Это были два единственных сокровища, единственные вещи, которыми она владела: косынка и палочка для чистки ушей. Она хотела подарить ему эти сокровища на прощанье, ему, который с самых пеленок был около нее. Ничего лучшего она не могла ему дать.

— Это, конечно, пустяк, — сказала она. — Но косынку ты можешь повязывать на шею по праздникам, в хорошую погоду. А эта палочка давно уже хранится в нашем роду.

Старуха не пела псалмов, не упоминала об Иисусе и не предостерегала его от греха. Она не просила его поклониться сыновьям в Америке — она не могла ощущать свое родство с людьми, жившими где-то на краю света.

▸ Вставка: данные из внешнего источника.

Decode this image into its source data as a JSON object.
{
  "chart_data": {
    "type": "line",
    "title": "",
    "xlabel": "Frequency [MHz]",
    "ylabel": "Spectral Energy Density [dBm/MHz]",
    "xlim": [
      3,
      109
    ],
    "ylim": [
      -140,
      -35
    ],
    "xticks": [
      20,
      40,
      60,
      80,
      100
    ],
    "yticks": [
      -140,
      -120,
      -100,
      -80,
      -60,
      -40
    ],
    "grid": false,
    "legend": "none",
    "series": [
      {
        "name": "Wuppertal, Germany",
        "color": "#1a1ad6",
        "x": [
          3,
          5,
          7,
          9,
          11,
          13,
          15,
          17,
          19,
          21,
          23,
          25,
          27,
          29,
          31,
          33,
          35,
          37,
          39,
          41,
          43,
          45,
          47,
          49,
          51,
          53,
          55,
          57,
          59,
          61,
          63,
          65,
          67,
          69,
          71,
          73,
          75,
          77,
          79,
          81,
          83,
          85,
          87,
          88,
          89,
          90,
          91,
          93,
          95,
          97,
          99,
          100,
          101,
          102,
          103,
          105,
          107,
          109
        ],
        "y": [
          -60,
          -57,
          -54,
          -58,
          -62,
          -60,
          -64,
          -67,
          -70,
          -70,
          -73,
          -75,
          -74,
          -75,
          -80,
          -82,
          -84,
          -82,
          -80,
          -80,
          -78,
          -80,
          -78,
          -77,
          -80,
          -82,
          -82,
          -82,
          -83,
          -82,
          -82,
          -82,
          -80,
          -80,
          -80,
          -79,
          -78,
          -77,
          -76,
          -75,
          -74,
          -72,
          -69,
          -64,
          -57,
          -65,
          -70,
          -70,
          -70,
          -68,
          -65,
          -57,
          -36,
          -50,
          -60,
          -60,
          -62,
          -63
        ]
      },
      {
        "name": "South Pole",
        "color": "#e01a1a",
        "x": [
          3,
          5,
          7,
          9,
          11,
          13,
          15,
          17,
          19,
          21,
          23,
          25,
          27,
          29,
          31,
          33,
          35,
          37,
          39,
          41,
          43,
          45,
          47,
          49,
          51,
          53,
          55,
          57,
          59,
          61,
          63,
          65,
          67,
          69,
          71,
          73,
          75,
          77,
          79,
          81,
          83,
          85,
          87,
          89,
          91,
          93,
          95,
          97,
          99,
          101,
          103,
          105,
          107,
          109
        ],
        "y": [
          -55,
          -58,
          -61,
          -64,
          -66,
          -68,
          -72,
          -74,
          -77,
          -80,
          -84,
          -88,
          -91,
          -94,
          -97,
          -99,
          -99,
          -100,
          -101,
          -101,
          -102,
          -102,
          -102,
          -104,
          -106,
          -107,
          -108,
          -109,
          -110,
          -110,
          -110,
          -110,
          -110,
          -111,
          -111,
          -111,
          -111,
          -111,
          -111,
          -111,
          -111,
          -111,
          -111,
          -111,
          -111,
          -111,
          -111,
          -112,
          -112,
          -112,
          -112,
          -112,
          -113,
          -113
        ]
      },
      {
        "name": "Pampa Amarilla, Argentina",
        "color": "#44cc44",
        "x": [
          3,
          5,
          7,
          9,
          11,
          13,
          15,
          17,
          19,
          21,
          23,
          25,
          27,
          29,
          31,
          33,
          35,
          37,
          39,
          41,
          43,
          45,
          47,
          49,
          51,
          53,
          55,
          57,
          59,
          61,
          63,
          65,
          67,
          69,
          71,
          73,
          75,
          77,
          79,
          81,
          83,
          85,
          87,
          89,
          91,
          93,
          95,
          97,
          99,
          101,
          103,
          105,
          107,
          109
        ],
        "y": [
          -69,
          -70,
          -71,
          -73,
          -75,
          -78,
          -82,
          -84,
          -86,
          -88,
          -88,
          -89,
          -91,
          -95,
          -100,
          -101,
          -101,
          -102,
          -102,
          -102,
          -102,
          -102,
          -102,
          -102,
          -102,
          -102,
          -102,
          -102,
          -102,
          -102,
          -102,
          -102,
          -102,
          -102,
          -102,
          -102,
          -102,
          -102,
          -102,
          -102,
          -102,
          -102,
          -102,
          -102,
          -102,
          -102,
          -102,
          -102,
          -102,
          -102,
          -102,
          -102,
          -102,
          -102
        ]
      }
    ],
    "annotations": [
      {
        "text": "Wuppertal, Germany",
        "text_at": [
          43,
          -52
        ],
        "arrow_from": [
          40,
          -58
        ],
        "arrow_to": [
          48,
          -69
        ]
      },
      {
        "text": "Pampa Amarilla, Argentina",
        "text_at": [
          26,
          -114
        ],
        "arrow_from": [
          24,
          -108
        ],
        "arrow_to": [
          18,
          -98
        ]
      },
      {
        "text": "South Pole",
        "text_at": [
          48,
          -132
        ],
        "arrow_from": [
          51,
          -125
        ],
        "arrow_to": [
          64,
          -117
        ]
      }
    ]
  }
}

Даже о маленьком Нонни она никогда не спрашивала после его отъезда.

Но бабушка сказала:

— Я хочу, чтобы ты, когда уедешь, помнил две вещи. — Ее старое, изрезанное морщинами лицо дрожало больше обычного. — Я прошу тебя никогда не быть грубым с теми, кто ниже тебя, и никогда не мучить животных.

— Поблагодари бабушку, милый Нонни, — сказала Ауста. — Она дает тебе единственное, что у нее есть.

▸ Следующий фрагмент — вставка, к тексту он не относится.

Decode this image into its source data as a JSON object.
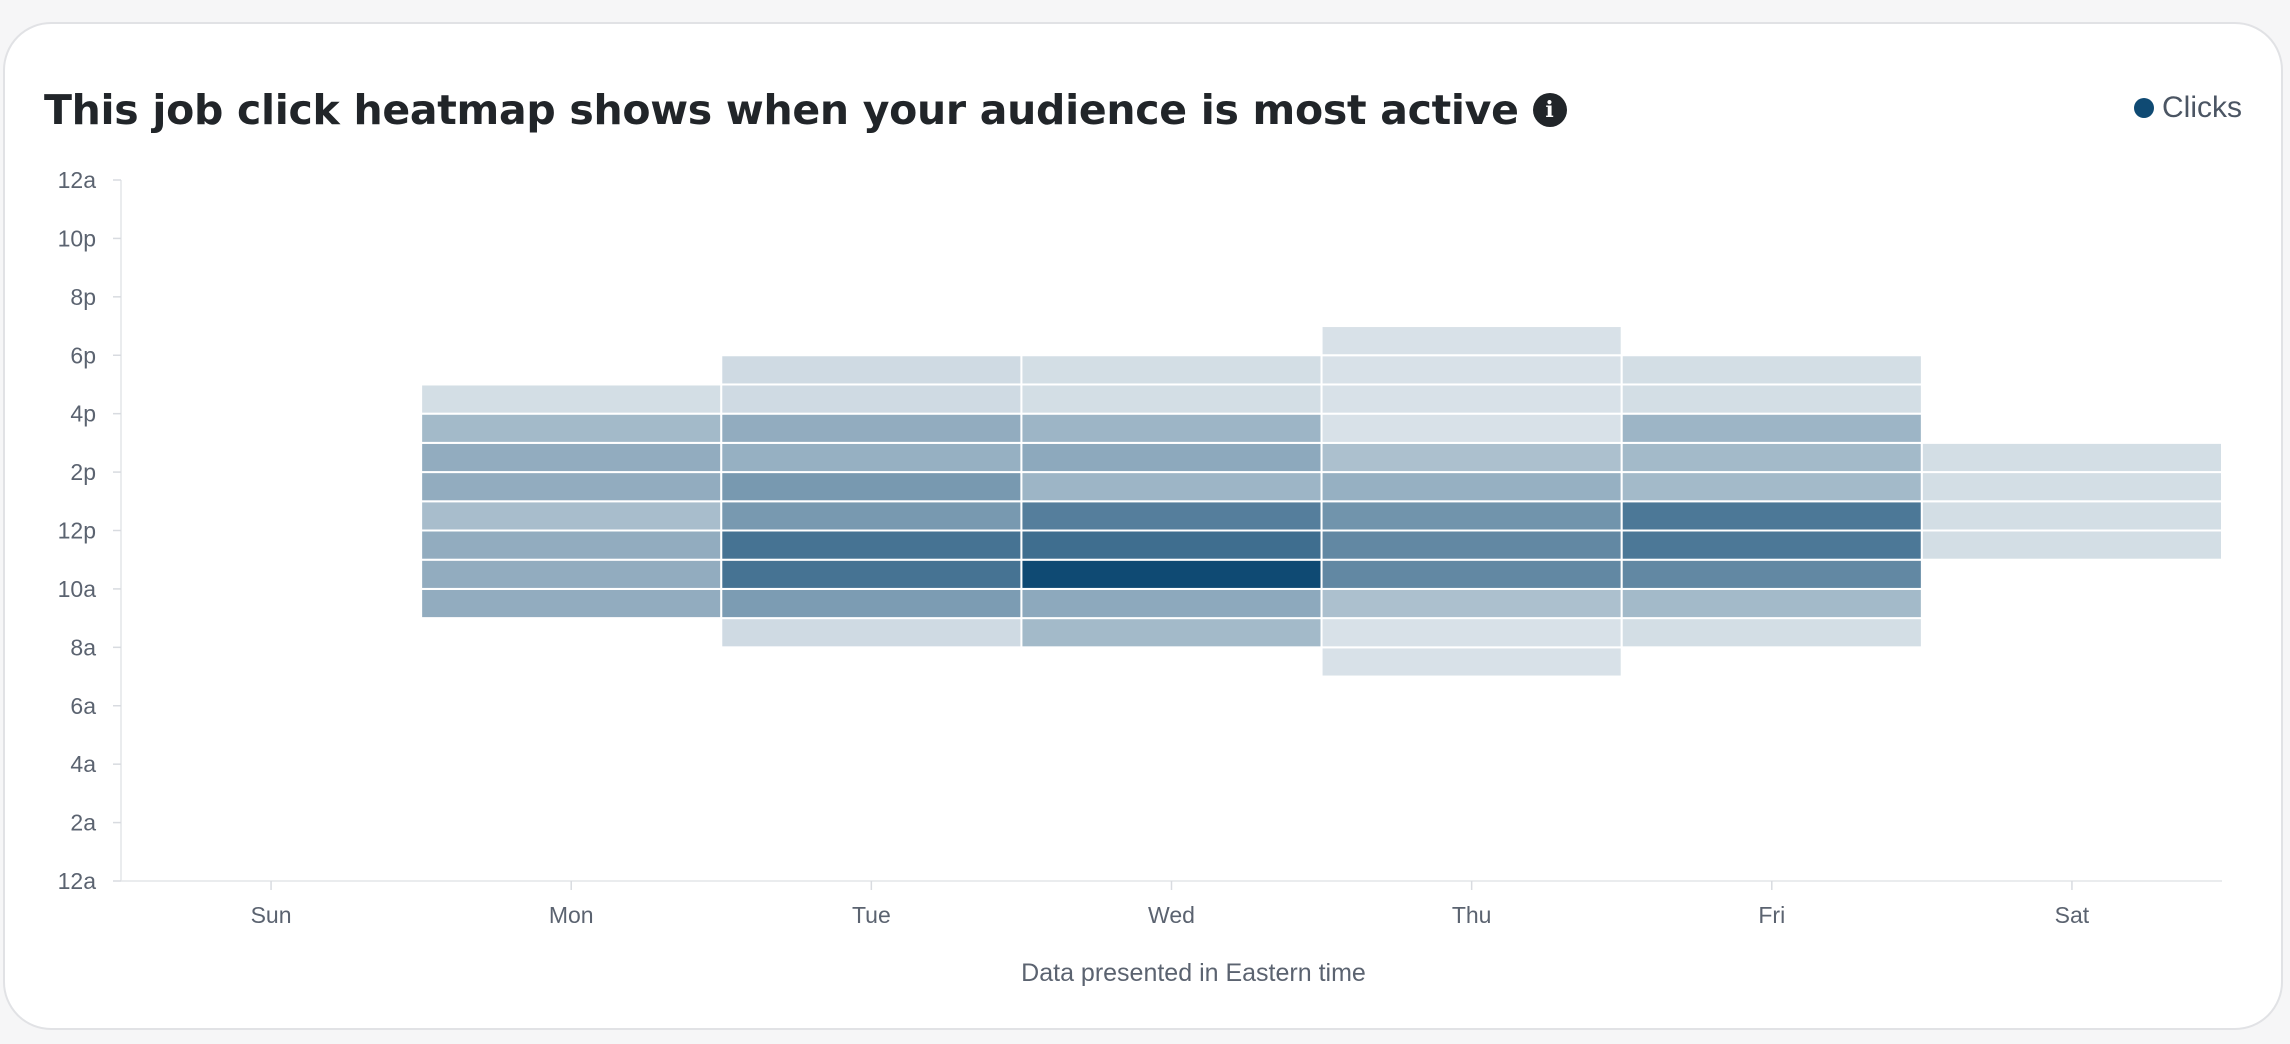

Нонни протянул бабушке руку и молча поблагодарил ее, ибо он не знал слов, которыми мог бы выразить благодарность за такой подарок.

Она дала ему в дорогу то, что для нее было неотъемлемо от праздника рождества — самого убогого рождества, какое знал народ в этой стране. И Нонни понял, что отныне она уже не будет праздновать рождество.

Глава пятьдесят восьмая

Хозяйка Редсмири терпит поражение

Накануне троицы Ауста возвращается из поселка. Будем надеяться, что она постигла основы христианства, — ведь завтра ей предстоит конфирмоваться. Но почему она возвращается домой сегодня? Бьяртур договорился в поселке с одной женщиной, чтобы ей сшили платье; он уже вперед заплатил за него. Разве они не порешили, что девочка придет домой лишь после конфирмации, вечером, в самый троицын день? Как бы то ни было, она вернулась в субботу вечером, накануне троицы.

Вот что произошло.

Через болота, верхом на чалой лошади, осторожно пробиравшейся по топкой грязи, приехала женщина в такой широкой юбке, что в ней могла бы уместиться половина прихода. Нет, ее лошадь не какая-нибудь старая хромоногая кляча. Это Сорли из Редсмири, быстрая, легкая, с гордо выгнутой шеей. А сзади, прыгая с кочки на кочку, почти по колено в глине, опустив голову, идет Соула. Она плачет.

Бьяртур, как всегда гостеприимный, вышел на болото им навстречу и приветливо поздоровался с женщиной. Он взял поводья и повел лошадь по самой сухой дорожке на выгон, время от времени оборачиваясь, чтобы пошутить с гостьей.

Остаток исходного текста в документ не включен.